Tagged: John Le Carre

Review – A Most Wanted Man (2014)

Director: Anton Corbijn

Starring: Philip Seymour Hoffman, Rachel McAdams, Grigoriy Dobrygin, Willem Dafoe, Nina Hoss, Robin Wright, Daniel Brühl

Most Wanted ManIt is a bitter sweet time to be a film lover as new films from the late Philip Seymour Hoffman continue to hit the screen. The latest of them is Anton Corbijn’s slow burning spy thriller A Most Wanted Man.

With the 9/11 attacks having been planned from Hamburg, the German port city has become a key counterterrorist hub in the years since. There we meet the rumpled and weary Gunter Bachmann, head of a German counterterrorism unit. Constantly butting heads with Hamburg intelligence head Dieter Mohr who want to see more arrests, Gunter is interested in playing a longer game. As he explains, it is about using the minnow to catch the barracuda, and using the barracuda to catch the shark. Both have their sights set on Issa Karpov, a mysterious Chechen refugee with past militant links, who has arrived in Hamburg seeking to claim a multi-million Euro inheritance. For Dieter, Karpov is a prize, for Gunter he is a minnow with which he can catch the barracuda he his team has been tailing for years.

Being based on a John le Carré novel, A Most Wanted Man obviously does not deliver a spy thriller in the James Bond mould. There is a distinct lack of explosions, chases and action set pieces of any kind. Rather, this is classic espionage in a post-9/11 context. Corbijn’s film takes us into the morally dubious world of intelligence gathering where nothing is straight forward, nothing is black and white. We encounter rival agencies with rival motives, working together when it is convenient, and behind each other’s backs when that is. The result for the viewer is that we are left not just wondering who are the good guys and who are the bad guys, but whether there are good guys and bad guys at all.

This uncertainty about who to side with is reinforced by a structure which sees us move between apparent protagonists for much of the first half of the film. It takes a while for the film to settle into a fixed point of view. The ensemble cast features a number of Americans playing Germans, while impressive German actors like Nina Hoss and Daniel Brühl are reduced to minor roles. Of the Americans, some (Hoffman) do a more convincing job with their accent than others (McAdams).
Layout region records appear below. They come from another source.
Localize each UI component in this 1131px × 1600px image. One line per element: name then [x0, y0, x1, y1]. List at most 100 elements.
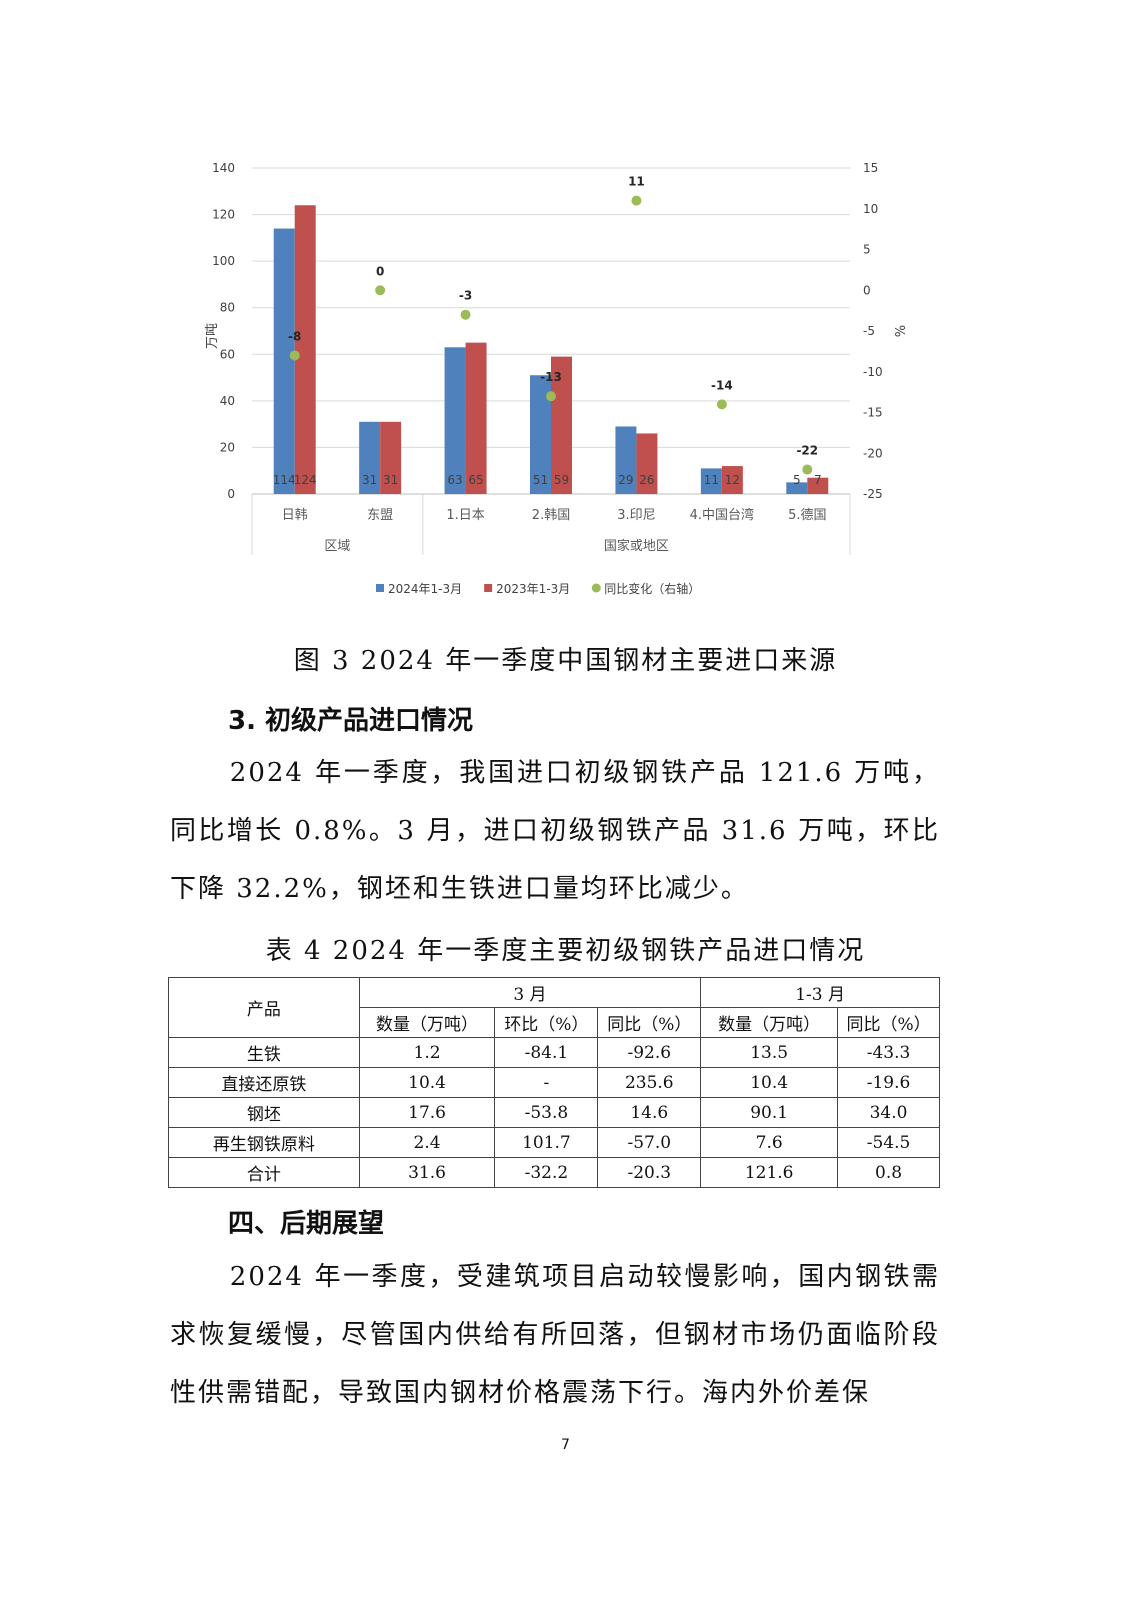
point-data-label: -8	[288, 329, 301, 343]
primary-products-import-table: 产品 3 月 1-3 月 数量（万吨） 环比（%） 同比（%） 数量（万吨） 同…	[168, 977, 940, 1188]
bar	[530, 375, 551, 494]
category-label: 东盟	[367, 508, 393, 523]
y2-axis-title: %	[891, 325, 906, 337]
bar	[294, 205, 316, 494]
legend-label: 2024年1-3月	[388, 582, 462, 596]
category-label: 1.日本	[446, 508, 484, 523]
y2-tick-label: -5	[863, 324, 875, 338]
value-cell: 7.6	[700, 1127, 839, 1158]
product-name-cell: 钢坯	[168, 1097, 360, 1128]
scatter-point	[802, 464, 813, 475]
header-march: 3 月	[358, 977, 702, 1008]
bar	[444, 347, 466, 494]
value-cell: 14.6	[597, 1097, 702, 1128]
bar	[807, 477, 829, 494]
category-label: 2.韩国	[532, 508, 570, 523]
bar-data-label: 31	[362, 473, 377, 487]
point-data-label: 11	[628, 175, 645, 189]
value-cell: -92.6	[597, 1037, 702, 1068]
bar-data-label: 5	[793, 473, 801, 487]
bar-data-label: 124	[294, 473, 317, 487]
column-header: 同比（%）	[597, 1007, 702, 1038]
y-tick-label: 80	[220, 301, 235, 315]
y2-tick-label: -20	[863, 446, 883, 460]
bar-data-label: 11	[704, 473, 719, 487]
scatter-point	[631, 195, 642, 206]
legend-label: 同比变化（右轴）	[604, 581, 700, 596]
product-name-cell: 直接还原铁	[168, 1067, 360, 1098]
point-data-label: 0	[376, 264, 384, 278]
value-cell: 235.6	[597, 1067, 702, 1098]
value-cell: 1.2	[358, 1037, 496, 1068]
bar	[380, 421, 402, 494]
legend-swatch	[376, 584, 384, 592]
point-data-label: -13	[540, 370, 562, 384]
scatter-point	[289, 350, 300, 361]
import-sources-chart: 020406080100120140-25-20-15-10-5051015万吨…	[205, 161, 906, 596]
value-cell: 10.4	[358, 1067, 496, 1098]
value-cell: -43.3	[837, 1037, 940, 1068]
y-tick-label: 60	[220, 347, 235, 361]
legend-swatch	[484, 584, 493, 592]
y-axis-title: 万吨	[205, 323, 220, 349]
bar	[465, 342, 487, 494]
scatter-point	[716, 399, 727, 410]
point-data-label: -22	[796, 444, 818, 458]
bar-data-label: 31	[383, 473, 398, 487]
y2-tick-label: 10	[863, 202, 878, 216]
y2-tick-label: -10	[863, 365, 883, 379]
value-cell: 121.6	[700, 1157, 839, 1188]
bar-data-label: 59	[554, 473, 569, 487]
y-tick-label: 40	[220, 394, 235, 408]
category-label: 日韩	[282, 508, 308, 523]
bar	[636, 433, 658, 494]
bar-data-label: 114	[273, 473, 296, 487]
page-number: 7	[561, 1437, 570, 1453]
bar-data-label: 51	[533, 473, 548, 487]
y-tick-label: 0	[227, 487, 235, 501]
value-cell: 0.8	[837, 1157, 940, 1188]
y-tick-label: 20	[220, 440, 235, 454]
group-label: 国家或地区	[604, 538, 669, 554]
y2-tick-label: 0	[863, 283, 871, 297]
value-cell: 13.5	[700, 1037, 839, 1068]
product-name-cell: 合计	[168, 1157, 360, 1188]
bar-data-label: 12	[725, 473, 740, 487]
figure-caption: 图 3 2024 年一季度中国钢材主要进口来源	[293, 646, 838, 676]
point-data-label: -3	[459, 289, 472, 303]
column-header: 数量（万吨）	[700, 1007, 839, 1038]
section-3-paragraph: 2024 年一季度，我国进口初级钢铁产品 121.6 万吨，同比增长 0.8%。…	[170, 758, 940, 904]
header-product: 产品	[168, 977, 360, 1038]
bar	[700, 468, 722, 494]
value-cell: -53.8	[494, 1097, 599, 1128]
bar-data-label: 29	[618, 473, 633, 487]
point-data-label: -14	[711, 378, 733, 392]
table-row: 直接还原铁 10.4-235.6 10.4 -19.6	[168, 1067, 940, 1098]
y2-tick-label: -15	[863, 406, 883, 420]
value-cell: 90.1	[700, 1097, 839, 1128]
value-cell: 34.0	[837, 1097, 940, 1128]
legend-swatch	[591, 583, 601, 593]
table-caption: 表 4 2024 年一季度主要初级钢铁产品进口情况	[265, 936, 866, 966]
legend-label: 2023年1-3月	[496, 582, 570, 596]
section-3-heading: 3. 初级产品进口情况	[228, 706, 474, 736]
y2-tick-label: 5	[863, 243, 871, 257]
scatter-point	[546, 391, 556, 402]
bar-data-label: 65	[468, 473, 483, 487]
value-cell: 10.4	[700, 1067, 839, 1098]
bar	[721, 466, 743, 494]
value-cell: -	[494, 1067, 599, 1098]
value-cell: -19.6	[837, 1067, 940, 1098]
bar-data-label: 63	[447, 473, 462, 487]
category-label: 5.德国	[788, 508, 826, 523]
y-tick-label: 100	[212, 254, 235, 268]
bar	[359, 421, 381, 494]
table-row: 合计 31.6 -32.2 -20.3 121.6 0.8	[168, 1157, 940, 1188]
section-4-heading: 四、后期展望	[228, 1209, 385, 1239]
bar	[551, 356, 572, 494]
value-cell: -84.1	[494, 1037, 599, 1068]
y-tick-label: 120	[212, 208, 235, 222]
value-cell: -32.2	[494, 1157, 599, 1188]
value-cell: 2.4	[358, 1127, 496, 1158]
value-cell: 17.6	[358, 1097, 496, 1128]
Anton Corbijn, who came to feature filmmaking from music videos, is a very precise filmmaker, and in serving le Carré’s densely layered plot, he delivers a meticulously crafted film. With cinematography from Frenchman Benoît Delhomme, A Most Wanted Man is also a sharp looking film.

A subdued film that is at times quite slow, A Most Wanted Man is interesting without being truly compelling.